Neither model is free of trade-offs. A metered BYOK bill is auditable down to the token: you can open your Anthropic console and see exactly what a given post cost, broken out by input, output, and cache. A flat subscription is predictable and simple to budget, one number, once a month, but you cannot separate what portion of that $99 or $299 is model spend versus product margin, and the price does not shrink when the underlying model gets cheaper. Predictability is worth something. So is knowing exactly what you are paying for.
A blog pipeline resends a lot of the same context on every turn: the house-style guide, the repo's CLAUDE.md, the tool definitions, the growing draft. Prompt caching is built for exactly that pattern. Anthropic's pricing sets a 5-minute cache write at 1.25x the base input price and a 1-hour cache write at 2x, while a cache read (a hit) costs 0.1x base input for the same duration as the write it followed. That means a 5-minute cache pays for itself after a single subsequent read, and a 1-hour cache pays for itself after two reads. A four-stage pipeline that touches the same house-style and repo context repeatedly across dozens of turns is close to the ideal case for caching, because most of those repeated reads move from full input price down to a tenth of it.
The Batch API cuts both input and output token prices in half for asynchronous processing, which sounds like the obvious lever until you look at what "asynchronous" means here: submit a batch of requests, get results back later, no live back-and-forth. A blog pipeline that opens a pull request, waits for a human to look at it, and iterates on live review comments is the opposite of that shape. It needs a response now, not queued behind a batch job that might not clear for hours. The discount is real, and it fits bulk offline jobs well. It does not fit a pipeline whose whole point is a tight, interactive loop between the model and a human reviewer.
Research, draft, and review scale with post length and source count, which do not move much post to post. Iteration count is different: it depends entirely on how clean the first draft is and how much the review pass finds wrong with it. One clean round of fixes barely moves the total. Three or four rounds, chasing down claims that keep failing verification or links that keep resolving to the wrong page, can double or triple the iteration stage's share of the bill on its own. The lever here is not a pricing setting, it is draft quality: a writer that gets voice, sourcing, and linking right the first time spends less on the rounds that clean up after it.
Multiply the worked example above by a realistic monthly cadence and the gap to a flat subscription becomes obvious fast. Eight posts a month at roughly $0.80-$1.10 each lands in the $6-$9 range in raw Claude spend, before caching brings it down further, against Byword's $99/month floor, Jasper's $69/month per seat, or Surfer's $49/month starting tier. That is not a claim that BYOK tools always come out cheaper. It is a claim that the two bills measure completely different things: one is metered model usage you can read off an invoice, the other is a flat price for a bundled product where the model is one line item among many you cannot see. If you already pay for an Anthropic key, that distinction is the one worth doing the math on before comparing sticker prices.

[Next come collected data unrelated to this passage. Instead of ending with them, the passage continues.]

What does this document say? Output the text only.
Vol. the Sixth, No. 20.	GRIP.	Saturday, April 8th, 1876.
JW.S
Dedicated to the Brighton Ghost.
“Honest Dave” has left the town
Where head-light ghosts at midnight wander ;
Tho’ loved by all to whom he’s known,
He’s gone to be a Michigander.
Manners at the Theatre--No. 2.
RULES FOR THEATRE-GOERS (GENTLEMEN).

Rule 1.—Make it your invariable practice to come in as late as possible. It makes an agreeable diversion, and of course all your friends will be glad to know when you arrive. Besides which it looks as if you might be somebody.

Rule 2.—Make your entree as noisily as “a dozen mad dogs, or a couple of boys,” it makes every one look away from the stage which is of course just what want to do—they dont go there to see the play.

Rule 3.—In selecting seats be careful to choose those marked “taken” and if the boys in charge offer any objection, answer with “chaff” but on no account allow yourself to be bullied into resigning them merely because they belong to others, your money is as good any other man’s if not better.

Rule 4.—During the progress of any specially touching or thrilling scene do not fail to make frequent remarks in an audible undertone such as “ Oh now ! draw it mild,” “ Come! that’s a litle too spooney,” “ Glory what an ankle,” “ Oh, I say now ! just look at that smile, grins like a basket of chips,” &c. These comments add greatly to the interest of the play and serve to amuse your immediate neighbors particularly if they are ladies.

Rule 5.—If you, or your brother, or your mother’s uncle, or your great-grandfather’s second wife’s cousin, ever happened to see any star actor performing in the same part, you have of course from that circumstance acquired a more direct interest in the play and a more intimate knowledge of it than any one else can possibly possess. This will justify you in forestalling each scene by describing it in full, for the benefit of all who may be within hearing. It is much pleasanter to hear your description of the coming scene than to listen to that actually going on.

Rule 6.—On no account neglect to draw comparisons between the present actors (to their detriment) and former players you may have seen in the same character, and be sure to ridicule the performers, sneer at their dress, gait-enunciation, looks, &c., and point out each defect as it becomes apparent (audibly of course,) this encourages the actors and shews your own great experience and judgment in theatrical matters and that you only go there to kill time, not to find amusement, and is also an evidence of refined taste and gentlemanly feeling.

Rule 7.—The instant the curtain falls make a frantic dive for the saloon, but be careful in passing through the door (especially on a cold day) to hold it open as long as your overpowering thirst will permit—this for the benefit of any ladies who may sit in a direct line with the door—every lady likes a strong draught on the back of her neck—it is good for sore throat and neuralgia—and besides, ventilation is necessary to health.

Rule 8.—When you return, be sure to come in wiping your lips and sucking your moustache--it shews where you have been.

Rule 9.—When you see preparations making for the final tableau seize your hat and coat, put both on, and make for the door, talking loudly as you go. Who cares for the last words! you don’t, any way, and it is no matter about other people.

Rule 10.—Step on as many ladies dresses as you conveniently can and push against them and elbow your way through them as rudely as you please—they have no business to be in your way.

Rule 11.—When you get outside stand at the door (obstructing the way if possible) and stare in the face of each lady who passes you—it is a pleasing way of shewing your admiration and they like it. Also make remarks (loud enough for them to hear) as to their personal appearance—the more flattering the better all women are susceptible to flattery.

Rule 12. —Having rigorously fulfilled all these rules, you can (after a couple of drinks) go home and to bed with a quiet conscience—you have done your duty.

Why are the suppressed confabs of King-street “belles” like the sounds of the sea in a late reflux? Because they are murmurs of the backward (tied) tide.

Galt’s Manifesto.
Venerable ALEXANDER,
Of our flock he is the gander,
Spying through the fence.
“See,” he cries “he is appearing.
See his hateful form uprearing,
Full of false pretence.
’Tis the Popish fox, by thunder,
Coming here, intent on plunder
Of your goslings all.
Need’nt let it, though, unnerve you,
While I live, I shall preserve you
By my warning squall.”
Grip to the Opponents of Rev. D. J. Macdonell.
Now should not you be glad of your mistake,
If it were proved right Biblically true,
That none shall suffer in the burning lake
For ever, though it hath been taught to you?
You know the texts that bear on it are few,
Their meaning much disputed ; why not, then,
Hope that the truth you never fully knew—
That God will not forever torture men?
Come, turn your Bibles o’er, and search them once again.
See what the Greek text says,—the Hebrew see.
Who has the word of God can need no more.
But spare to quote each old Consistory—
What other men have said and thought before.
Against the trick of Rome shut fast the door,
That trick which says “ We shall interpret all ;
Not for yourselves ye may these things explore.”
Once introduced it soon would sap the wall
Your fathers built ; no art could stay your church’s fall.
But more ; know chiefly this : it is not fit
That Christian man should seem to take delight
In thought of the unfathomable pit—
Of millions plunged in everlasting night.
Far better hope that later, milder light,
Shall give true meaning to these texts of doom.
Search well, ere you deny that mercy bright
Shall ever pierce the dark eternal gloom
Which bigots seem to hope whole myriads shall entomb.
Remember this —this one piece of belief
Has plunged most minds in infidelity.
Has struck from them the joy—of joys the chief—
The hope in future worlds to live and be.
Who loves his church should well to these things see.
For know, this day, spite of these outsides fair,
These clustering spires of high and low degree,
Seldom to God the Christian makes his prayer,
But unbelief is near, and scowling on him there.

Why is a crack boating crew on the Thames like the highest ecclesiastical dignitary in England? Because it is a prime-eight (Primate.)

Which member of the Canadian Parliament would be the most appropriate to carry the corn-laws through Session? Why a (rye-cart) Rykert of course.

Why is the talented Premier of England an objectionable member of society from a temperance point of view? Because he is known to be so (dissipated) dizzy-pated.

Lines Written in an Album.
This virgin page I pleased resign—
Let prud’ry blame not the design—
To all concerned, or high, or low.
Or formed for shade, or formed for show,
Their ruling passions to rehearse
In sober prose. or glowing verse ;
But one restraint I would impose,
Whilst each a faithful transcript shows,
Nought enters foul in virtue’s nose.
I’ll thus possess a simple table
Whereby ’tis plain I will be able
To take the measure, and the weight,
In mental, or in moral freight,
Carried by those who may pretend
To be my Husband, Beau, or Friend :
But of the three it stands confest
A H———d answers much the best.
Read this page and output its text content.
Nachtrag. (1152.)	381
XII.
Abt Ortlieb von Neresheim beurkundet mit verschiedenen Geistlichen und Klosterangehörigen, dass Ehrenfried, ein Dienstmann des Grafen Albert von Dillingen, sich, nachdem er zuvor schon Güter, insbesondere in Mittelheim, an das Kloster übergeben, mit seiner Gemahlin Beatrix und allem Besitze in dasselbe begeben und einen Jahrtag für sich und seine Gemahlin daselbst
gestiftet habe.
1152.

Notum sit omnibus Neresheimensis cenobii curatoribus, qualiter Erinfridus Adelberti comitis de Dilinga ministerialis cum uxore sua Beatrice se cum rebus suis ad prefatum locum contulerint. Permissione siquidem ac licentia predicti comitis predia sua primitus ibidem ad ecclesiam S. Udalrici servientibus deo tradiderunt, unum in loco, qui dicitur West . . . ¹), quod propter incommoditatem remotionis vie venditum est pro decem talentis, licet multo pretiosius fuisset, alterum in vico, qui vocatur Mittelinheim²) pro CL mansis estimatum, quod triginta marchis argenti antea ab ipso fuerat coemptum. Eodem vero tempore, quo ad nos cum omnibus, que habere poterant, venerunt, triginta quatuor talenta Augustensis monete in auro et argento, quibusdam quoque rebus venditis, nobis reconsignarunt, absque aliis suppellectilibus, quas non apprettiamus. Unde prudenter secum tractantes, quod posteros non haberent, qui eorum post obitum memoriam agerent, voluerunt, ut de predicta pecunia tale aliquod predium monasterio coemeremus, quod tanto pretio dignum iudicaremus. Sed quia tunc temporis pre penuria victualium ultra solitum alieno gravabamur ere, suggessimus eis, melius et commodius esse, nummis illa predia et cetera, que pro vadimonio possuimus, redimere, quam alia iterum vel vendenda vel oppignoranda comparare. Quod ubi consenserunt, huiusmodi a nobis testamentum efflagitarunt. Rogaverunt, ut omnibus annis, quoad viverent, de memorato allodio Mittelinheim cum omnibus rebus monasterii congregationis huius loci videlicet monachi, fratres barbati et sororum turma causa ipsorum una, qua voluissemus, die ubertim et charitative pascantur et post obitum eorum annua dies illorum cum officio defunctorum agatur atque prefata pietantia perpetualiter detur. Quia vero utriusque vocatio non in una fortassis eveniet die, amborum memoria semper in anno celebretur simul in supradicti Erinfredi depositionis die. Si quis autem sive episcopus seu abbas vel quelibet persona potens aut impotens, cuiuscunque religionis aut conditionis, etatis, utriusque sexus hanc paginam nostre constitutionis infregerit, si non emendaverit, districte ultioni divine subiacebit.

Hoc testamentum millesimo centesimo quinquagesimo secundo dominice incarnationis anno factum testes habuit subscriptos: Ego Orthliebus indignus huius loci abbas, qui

Lyra runs on your own Anthropic key, encrypted at rest and never marked up, so the token math above is the actual bill, not a bundled subscription tier.
FAQ
For a roughly 1,700-word post run through a four-stage pipeline (research, draft, review, and one round of iteration) on Claude Sonnet 5 at current pricing, the raw token cost lands under a dollar, often in the $0.60-$1.10 range before prompt caching. It scales with post length, how many sources get fetched, and how many review-and-fix rounds the draft needs, so a post that needs three iteration rounds instead of one can roughly double that stage's share.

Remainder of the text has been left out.